If budget is a factor…
- Find the resources within, such as your employee assistance program (EAP), health care provider and cafeteria personnel and work to piece together some programs for you.
- For another layer, requiring a bit more work, you can contact local businesses or professionals (yoga instructors, massage therapists, fitness centers, etc,) and national health organizations (American Heart Association, American Diabetes Association and the National Cancer Institute) for materials and possible on-site visits for a health fair or lecture.
- You can also take steps such as instituting walking meetings, posting signs encouraging employees to take the stairs, replacing unhealthy vending machine snacks and soda with water coolers and fresh fruit, or introducing an eight-week wellness challenge.
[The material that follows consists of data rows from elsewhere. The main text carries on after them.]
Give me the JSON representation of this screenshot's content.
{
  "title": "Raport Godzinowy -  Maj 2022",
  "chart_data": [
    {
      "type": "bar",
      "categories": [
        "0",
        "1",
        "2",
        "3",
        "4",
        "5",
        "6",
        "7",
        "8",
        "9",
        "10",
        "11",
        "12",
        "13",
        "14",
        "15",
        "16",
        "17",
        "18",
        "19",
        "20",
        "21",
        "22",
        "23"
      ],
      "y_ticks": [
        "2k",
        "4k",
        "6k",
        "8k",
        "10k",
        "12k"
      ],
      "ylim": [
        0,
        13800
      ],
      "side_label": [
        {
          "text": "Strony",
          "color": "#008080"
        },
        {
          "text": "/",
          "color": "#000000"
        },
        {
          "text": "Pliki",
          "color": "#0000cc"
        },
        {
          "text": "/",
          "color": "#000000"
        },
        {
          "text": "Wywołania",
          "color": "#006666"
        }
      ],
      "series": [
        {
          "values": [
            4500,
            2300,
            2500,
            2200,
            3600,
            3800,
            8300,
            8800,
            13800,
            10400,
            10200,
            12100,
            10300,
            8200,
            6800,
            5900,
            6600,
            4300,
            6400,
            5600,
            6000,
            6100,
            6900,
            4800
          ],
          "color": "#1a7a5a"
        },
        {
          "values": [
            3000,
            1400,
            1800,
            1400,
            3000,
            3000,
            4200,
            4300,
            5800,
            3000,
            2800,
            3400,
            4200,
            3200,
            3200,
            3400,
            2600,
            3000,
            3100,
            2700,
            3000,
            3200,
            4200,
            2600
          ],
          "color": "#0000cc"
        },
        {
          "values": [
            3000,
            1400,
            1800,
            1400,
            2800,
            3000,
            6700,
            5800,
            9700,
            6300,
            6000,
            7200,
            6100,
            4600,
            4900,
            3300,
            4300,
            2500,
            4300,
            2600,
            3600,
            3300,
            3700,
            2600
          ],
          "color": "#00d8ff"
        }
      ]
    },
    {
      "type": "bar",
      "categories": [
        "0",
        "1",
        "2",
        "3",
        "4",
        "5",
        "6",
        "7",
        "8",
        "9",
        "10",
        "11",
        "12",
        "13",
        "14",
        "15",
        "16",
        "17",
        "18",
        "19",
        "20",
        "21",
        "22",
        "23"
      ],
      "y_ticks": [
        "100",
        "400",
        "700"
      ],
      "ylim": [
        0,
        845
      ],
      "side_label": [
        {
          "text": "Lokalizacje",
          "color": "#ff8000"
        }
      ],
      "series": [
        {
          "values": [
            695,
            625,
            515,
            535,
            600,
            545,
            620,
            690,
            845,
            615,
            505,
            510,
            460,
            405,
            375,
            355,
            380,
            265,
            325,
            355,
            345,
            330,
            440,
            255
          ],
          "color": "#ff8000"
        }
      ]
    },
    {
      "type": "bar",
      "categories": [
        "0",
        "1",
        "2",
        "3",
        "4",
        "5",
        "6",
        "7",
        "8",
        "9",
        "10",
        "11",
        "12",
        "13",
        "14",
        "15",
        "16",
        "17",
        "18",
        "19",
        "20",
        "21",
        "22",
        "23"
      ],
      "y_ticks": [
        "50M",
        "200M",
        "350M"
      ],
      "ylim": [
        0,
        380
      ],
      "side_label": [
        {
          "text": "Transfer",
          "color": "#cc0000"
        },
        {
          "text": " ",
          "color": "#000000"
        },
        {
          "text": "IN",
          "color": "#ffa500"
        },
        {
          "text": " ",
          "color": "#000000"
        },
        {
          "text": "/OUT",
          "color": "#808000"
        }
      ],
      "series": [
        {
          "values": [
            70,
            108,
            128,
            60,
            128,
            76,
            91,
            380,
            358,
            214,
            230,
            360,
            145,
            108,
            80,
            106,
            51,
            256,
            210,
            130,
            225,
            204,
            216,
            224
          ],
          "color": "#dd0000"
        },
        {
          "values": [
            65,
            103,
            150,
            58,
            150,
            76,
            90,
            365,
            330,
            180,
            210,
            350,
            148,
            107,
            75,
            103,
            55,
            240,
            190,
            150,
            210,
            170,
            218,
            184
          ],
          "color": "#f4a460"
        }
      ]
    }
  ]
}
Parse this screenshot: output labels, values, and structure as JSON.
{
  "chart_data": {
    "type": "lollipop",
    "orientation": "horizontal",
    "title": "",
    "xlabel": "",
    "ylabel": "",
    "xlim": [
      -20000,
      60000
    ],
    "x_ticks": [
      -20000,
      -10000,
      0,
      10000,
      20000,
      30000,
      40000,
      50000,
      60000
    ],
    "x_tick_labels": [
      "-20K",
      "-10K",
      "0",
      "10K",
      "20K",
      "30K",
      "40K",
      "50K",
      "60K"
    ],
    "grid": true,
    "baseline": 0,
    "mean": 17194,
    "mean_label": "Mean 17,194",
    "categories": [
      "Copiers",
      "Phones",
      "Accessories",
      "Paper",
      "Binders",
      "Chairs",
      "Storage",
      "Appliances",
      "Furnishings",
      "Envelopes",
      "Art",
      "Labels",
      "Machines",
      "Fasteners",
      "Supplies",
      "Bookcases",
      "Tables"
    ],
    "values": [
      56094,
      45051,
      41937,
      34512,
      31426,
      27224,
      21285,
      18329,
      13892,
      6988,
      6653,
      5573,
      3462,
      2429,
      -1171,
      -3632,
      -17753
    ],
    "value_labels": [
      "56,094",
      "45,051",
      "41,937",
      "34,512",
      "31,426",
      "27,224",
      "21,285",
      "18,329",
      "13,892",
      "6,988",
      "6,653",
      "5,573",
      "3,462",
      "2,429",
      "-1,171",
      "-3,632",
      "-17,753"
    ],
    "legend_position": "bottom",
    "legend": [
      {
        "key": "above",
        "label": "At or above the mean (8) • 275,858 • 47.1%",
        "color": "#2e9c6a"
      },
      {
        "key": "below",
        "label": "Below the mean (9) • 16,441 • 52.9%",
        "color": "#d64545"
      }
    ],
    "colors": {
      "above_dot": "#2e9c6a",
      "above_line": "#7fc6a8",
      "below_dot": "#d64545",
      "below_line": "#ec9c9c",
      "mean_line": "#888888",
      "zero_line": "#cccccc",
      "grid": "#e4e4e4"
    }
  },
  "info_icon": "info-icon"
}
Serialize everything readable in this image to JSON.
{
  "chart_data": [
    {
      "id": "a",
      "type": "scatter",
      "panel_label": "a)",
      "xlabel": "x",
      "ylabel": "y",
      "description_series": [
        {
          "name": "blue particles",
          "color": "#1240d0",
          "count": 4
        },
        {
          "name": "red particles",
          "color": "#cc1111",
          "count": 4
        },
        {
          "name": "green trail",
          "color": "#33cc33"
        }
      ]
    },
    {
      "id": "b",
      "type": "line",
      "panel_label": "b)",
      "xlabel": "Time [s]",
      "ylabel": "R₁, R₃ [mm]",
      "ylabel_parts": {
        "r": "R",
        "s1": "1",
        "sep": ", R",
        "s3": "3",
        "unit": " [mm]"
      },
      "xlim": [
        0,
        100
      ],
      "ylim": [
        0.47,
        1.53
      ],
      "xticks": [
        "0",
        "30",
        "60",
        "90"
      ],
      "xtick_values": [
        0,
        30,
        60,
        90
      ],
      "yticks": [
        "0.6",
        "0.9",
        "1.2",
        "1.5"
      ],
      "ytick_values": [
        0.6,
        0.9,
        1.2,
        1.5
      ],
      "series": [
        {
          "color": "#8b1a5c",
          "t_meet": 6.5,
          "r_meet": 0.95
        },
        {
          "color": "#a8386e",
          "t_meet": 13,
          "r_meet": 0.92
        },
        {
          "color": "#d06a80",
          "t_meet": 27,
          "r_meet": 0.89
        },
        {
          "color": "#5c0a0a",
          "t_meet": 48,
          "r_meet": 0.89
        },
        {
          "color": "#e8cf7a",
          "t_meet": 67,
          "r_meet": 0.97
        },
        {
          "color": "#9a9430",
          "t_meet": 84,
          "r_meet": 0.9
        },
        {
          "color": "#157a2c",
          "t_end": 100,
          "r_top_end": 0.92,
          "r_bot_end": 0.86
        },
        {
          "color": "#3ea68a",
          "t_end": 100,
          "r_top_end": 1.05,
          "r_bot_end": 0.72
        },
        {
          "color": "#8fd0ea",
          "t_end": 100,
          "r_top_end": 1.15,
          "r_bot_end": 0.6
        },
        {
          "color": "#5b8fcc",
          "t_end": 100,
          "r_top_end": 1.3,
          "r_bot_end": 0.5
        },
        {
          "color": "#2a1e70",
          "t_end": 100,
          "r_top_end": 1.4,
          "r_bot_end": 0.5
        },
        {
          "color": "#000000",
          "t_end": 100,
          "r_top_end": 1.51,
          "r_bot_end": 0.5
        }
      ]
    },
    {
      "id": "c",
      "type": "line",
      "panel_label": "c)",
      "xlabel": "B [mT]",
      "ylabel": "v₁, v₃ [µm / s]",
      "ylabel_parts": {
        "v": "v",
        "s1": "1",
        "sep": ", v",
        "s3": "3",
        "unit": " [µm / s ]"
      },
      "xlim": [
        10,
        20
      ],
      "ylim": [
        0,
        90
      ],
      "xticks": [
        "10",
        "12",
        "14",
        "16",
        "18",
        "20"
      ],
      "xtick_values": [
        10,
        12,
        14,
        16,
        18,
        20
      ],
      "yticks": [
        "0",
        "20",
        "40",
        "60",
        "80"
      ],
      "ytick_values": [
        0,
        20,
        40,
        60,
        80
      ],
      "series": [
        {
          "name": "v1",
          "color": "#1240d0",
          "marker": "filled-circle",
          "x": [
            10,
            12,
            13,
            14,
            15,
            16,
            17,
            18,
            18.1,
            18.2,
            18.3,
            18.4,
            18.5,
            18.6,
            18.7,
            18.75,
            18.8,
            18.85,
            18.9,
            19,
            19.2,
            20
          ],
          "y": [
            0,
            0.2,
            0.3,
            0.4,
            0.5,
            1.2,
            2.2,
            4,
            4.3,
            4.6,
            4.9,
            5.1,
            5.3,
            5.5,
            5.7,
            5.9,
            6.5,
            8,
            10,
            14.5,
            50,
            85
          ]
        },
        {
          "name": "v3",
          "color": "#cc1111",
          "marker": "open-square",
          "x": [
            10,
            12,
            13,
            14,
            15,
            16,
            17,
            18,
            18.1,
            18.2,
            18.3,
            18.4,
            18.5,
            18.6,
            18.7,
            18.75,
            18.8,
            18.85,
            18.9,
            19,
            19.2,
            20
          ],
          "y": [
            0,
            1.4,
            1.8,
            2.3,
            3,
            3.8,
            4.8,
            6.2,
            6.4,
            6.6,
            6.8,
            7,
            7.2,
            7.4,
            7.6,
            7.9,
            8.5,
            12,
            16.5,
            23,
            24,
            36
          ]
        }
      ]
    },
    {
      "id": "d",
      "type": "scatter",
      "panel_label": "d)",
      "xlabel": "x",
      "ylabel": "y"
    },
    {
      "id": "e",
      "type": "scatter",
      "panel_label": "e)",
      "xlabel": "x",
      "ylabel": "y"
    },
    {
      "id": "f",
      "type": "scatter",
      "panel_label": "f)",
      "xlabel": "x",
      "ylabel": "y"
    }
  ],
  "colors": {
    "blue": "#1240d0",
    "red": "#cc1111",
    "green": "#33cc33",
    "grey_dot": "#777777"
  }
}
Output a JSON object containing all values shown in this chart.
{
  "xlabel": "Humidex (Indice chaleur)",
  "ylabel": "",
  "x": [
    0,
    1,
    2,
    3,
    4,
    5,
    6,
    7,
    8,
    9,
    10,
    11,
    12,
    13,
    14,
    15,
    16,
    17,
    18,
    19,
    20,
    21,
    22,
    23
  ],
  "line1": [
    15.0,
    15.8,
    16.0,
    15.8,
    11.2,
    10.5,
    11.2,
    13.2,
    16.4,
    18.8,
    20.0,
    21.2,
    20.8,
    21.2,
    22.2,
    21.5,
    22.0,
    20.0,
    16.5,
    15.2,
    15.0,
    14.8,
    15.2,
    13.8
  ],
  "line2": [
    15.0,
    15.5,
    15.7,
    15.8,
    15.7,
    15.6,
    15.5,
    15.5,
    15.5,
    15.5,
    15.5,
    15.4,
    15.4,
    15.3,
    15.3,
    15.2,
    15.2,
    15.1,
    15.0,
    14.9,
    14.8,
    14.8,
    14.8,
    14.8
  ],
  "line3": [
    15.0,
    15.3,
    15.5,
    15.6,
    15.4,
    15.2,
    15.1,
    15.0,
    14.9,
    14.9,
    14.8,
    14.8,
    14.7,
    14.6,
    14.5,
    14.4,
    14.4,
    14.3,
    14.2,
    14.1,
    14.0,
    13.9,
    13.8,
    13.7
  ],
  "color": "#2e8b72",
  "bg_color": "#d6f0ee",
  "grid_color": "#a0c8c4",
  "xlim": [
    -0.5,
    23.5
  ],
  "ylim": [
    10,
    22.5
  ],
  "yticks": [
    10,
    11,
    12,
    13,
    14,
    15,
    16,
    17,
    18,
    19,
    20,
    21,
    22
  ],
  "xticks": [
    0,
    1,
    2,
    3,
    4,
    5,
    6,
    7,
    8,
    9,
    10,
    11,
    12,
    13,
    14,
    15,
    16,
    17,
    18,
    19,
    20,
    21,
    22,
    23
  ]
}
Track participation rates and healthy behavior changes and make a business case for bringing in additional resources or developing a comprehensive wellness program.
To improve your recruiting and retention efforts…
- Make your wellness program part of your brand and promote your company culture to both job candidates and employees.
- Dedicate resources to promoting your wellness program both internally and externally.
- Use your intranet and/or internal e-newsletter to feature programs and employee success stories.
- Use social media, community events and public relations opportunities to get the message out about your program and culture of well-being.